Clémentine Moulin : Tara Polar Station est un bateau qui a été construit par la fondation Tara Océan dans le but d’aller étudier la biodiversité en Arctique. On va donc embarquer des scientifiques à bord du bateau pour aller étudier tout ce peuple invisible et toute cette biodiversité à travers les saisons et à travers les années en Arctique, lors d’expéditions qui vont durer à peu près 14 mois. On part là-dessus parce que c’est ce qu’avait fait à l’époque la goélette Tara, en 2006-2008, prise dans la banquise en Arctique.

Aymeric Avisse : C’est donc l’explication de cette forme très originale ?

Clémentine Moulin : Le bateau a donc été construit exactement comme Tara, finalement avec une coque en aluminium qui résiste très bien au froid et aussi vraiment pensé comme un noyau d’olive, parce qu’un noyau d’olive quand on appuie dessus, en fait on ne peut jamais finalement l’écraser, il va toujours remonter.

Tara-polar-station © kadeg-boucher – DR

Aymeric Avisse : Le but, c’est  qu’il vienne se poser, enfin se prendre dans la glace et remonter quand la glace se forme.

Clémentine Moulin : Effectivement, la banquise va se former autour de la coque et le bateau ne va pas être écrasé par la pression de la glace mais va remonter sur la banquise. Après on arrête le moteur, on reste simplement sur les groupes électrogènes.

Aymeric Avisse : Donc on a vu un moteur principal, deux groupes électrogènes et tous les auxiliaires, pour 500 jours d’autonomie pris dans les glaces : ça paraît un peu beaucoup 500 jours ?!

Tara-polar-station – Moteur Principal © Jeune Marine – DR

Clémentine Moulin : C’est ce que Tara a fait en 2006-2008, on verra bien comment ça va se passer pour la première expédition qui commencera en septembre 2026 ; mais vraiment on se base sur ces 500 jours de dérive pris dans la glace jusqu’à ce que la banquise libère Tara Polar Station de la glace, tout simplement.

Aymeric Avisse : D’accord ! Donc, en fait, vous êtes à l’écoute de la nature et vous attendez que la nature vous libère.

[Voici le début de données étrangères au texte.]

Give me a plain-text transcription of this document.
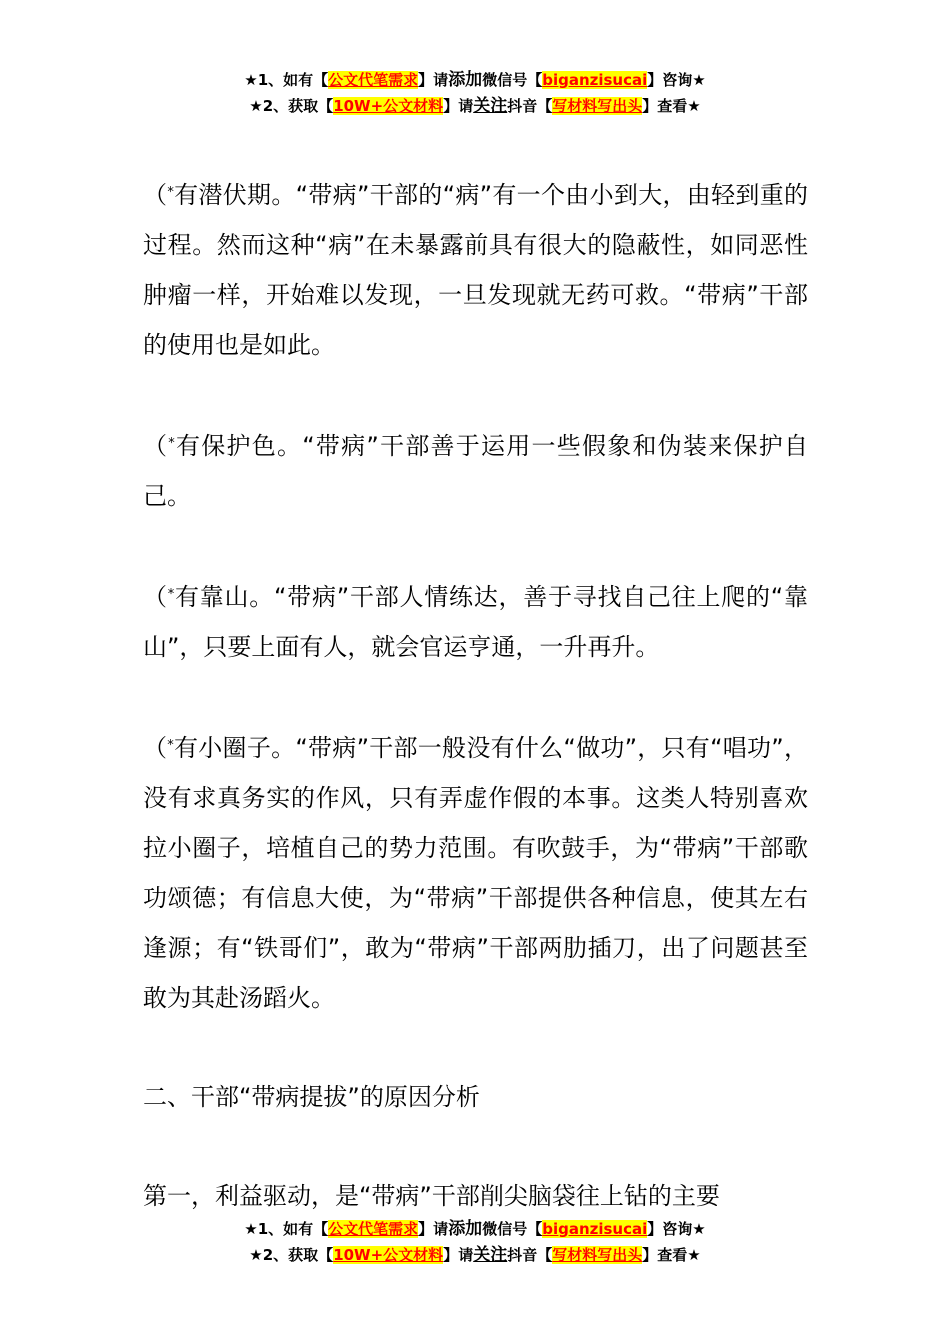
★1、如有【公文代笔需求】请添加微信号【biganzisucai】咨询★
★2、获取【10W+公文材料】请关注抖音【写材料写出头】查看★

（*有潜伏期。“带病”干部的“病”有一个由小到大，由轻到重的过程。然而这种“病”在未暴露前具有很大的隐蔽性，如同恶性肿瘤一样，开始难以发现，一旦发现就无药可救。“带病”干部的使用也是如此。

（*有保护色。“带病”干部善于运用一些假象和伪装来保护自己。

（*有靠山。“带病”干部人情练达，善于寻找自己往上爬的“靠山”，只要上面有人，就会官运亨通，一升再升。

（*有小圈子。“带病”干部一般没有什么“做功”，只有“唱功”，没有求真务实的作风，只有弄虚作假的本事。这类人特别喜欢拉小圈子，培植自己的势力范围。有吹鼓手，为“带病”干部歌功颂德；有信息大使，为“带病”干部提供各种信息，使其左右逢源；有“铁哥们”，敢为“带病”干部两肋插刀，出了问题甚至敢为其赴汤蹈火。

二、干部“带病提拔”的原因分析

第一，利益驱动，是“带病”干部削尖脑袋往上钻的主要

★1、如有【公文代笔需求】请添加微信号【biganzisucai】咨询★
★2、获取【10W+公文材料】请关注抖音【写材料写出头】查看★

Clémentine Moulin : En fait on ne peut pas faire vraiment autrement, c’est pour quoi on utilise le terme «  prisonnier volontaire de la banquise », mais c’est réel !

Tara-polar-station © kadeg-boucher – DR

Aymeric Avisse : D’accord, alors on a vu un bateau noyau d’olive, mais pourtant il y a une vraie passerelle, il y a une vraie machine. Vous êtes combien à bord ?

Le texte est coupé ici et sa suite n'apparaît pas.